Sorting through Klamath Basin water rights is expensive, complex

 
By TY BEAVER
H&N Staff Writer
September 13, 2008

   About $ 5,000 a day is going toward adjudication of water rights in the Klamath Basin, according to water attorney Bill Ganong. 
 
   Water users and their posses of lawyers, researchers and hired experts are wading through the state’s process of deciding who gets how much water as they await a decision from Portland-based PacifiCorp regarding removal of four Klamath River hydroelectric dams. A proposed water deal, the Klamath Basin Restoration Agreement, hinges on removal of the dams. 

 
 Adjudication is a lengthy and expensive process where irrigators, the Klamath Tribes and other entities battle for the region’s water resources.
 
It could be decades before water conflicts are solved

   Invaluable tribal water rights and tens of millions of dollars in property values and agricultural production are at stake. 
 
   It could be decades before the region’s water conflicts are resolved.

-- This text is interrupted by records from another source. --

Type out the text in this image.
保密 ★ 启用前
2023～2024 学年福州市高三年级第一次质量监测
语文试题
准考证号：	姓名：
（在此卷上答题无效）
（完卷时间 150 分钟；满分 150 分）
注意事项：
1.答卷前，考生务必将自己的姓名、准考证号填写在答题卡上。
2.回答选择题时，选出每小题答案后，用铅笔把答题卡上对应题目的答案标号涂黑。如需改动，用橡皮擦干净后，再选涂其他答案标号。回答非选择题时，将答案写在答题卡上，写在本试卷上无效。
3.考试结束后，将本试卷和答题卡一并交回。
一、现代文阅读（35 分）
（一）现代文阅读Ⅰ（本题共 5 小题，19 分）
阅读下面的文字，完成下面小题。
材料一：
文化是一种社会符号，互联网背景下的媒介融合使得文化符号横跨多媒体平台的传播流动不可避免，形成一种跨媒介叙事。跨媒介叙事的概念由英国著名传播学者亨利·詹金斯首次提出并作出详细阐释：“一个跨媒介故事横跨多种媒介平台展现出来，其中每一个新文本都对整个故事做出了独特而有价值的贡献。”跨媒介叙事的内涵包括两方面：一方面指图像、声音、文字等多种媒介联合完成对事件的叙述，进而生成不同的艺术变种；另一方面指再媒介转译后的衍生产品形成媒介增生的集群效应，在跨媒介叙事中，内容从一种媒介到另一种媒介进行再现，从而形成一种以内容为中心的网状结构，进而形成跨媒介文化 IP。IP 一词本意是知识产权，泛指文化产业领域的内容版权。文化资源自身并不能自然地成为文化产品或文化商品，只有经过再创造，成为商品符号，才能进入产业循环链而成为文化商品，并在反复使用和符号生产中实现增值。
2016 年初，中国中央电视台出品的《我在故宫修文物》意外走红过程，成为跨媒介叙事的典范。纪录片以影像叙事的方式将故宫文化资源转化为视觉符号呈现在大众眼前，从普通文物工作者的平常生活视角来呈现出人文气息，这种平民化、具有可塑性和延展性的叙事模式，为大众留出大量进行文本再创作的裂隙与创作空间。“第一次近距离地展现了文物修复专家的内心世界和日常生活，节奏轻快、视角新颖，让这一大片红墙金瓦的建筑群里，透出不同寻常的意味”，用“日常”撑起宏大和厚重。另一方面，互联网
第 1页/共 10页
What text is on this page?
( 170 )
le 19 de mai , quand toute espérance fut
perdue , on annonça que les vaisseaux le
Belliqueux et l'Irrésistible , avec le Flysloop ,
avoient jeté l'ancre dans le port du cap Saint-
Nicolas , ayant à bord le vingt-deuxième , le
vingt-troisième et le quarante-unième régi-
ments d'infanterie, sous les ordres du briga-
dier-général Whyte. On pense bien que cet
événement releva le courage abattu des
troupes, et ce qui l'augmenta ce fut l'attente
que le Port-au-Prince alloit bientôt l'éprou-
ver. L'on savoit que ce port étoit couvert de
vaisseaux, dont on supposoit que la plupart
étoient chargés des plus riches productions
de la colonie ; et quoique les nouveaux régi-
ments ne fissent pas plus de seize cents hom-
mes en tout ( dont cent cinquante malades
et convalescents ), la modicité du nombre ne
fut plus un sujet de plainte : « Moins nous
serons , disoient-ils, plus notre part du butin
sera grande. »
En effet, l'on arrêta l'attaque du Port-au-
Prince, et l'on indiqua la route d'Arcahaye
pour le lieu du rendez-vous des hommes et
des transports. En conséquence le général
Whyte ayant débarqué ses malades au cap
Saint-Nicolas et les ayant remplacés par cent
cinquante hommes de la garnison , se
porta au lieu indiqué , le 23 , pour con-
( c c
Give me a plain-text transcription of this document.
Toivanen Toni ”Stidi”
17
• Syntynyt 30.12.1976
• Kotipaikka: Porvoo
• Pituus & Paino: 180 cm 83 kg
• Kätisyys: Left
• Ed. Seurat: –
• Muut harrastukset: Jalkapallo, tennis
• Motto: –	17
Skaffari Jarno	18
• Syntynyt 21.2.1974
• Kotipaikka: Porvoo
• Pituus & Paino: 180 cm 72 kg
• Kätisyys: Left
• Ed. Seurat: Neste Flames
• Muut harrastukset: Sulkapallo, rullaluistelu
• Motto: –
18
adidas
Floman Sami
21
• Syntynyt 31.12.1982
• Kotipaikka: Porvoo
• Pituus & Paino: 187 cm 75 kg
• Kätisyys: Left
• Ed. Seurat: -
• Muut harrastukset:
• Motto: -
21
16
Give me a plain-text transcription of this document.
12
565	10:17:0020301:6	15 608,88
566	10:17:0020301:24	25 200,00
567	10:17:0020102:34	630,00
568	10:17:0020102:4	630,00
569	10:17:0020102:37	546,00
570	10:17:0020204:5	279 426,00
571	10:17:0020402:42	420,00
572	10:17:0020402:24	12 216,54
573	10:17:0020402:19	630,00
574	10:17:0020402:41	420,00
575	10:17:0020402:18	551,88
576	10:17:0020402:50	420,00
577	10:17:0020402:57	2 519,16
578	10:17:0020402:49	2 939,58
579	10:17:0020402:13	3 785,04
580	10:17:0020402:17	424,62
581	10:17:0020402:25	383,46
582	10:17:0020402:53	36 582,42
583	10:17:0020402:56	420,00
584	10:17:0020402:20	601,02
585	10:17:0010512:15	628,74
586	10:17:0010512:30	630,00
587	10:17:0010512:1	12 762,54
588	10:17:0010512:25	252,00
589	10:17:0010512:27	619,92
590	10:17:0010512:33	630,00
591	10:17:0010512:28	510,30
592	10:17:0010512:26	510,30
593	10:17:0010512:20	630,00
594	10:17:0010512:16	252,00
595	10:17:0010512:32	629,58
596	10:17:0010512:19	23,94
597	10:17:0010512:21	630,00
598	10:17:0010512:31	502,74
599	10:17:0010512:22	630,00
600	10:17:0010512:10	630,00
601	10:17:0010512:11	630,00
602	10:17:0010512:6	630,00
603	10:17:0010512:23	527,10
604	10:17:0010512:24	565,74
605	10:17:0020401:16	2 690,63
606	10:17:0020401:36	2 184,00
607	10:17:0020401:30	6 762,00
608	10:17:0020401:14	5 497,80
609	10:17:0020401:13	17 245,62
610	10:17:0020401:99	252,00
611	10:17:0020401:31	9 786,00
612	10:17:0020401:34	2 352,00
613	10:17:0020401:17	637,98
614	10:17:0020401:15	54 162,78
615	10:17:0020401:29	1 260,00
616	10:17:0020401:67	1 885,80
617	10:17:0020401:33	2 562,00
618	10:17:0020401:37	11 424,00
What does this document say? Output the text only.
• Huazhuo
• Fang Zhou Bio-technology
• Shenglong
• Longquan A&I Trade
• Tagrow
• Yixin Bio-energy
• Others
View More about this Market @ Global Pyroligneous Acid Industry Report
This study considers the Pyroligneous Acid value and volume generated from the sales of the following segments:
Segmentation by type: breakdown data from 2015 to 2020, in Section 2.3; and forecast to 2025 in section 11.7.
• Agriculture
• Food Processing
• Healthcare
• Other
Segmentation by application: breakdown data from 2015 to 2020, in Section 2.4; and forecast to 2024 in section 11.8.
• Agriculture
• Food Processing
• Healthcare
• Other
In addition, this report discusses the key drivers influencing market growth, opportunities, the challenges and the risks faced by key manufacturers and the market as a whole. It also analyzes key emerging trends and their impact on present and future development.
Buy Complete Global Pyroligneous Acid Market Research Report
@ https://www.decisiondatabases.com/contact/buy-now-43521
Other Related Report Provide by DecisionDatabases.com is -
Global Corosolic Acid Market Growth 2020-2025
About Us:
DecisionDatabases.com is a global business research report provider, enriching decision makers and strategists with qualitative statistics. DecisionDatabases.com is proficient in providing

Until then, water users will either settle with their competitors or pursue legal action against them. 

   “Individuals have to make the decision for themselves,” said Becky Hyde, a water user off the Klamath Reclamation Project. 

   The Klamath Basin adjudication process applies to any individual or agency using surface water in the Klamath River watershed, which includes the river, Upper Klamath Lake and any streams that flow into the lake. 

   Irrigators on and off the Klamath Reclamation Project, the Klamath Tribes and government agencies such as the U.S. Forest Service and the U.S. Fish and Wildlife Service are among some of adjudication’s prominent claimants. 

   The seniority of water rights is already established: The Tribes have the most senior rights, the newest irrigators some of the least. Adjudication seeks to define ho w much water each should get.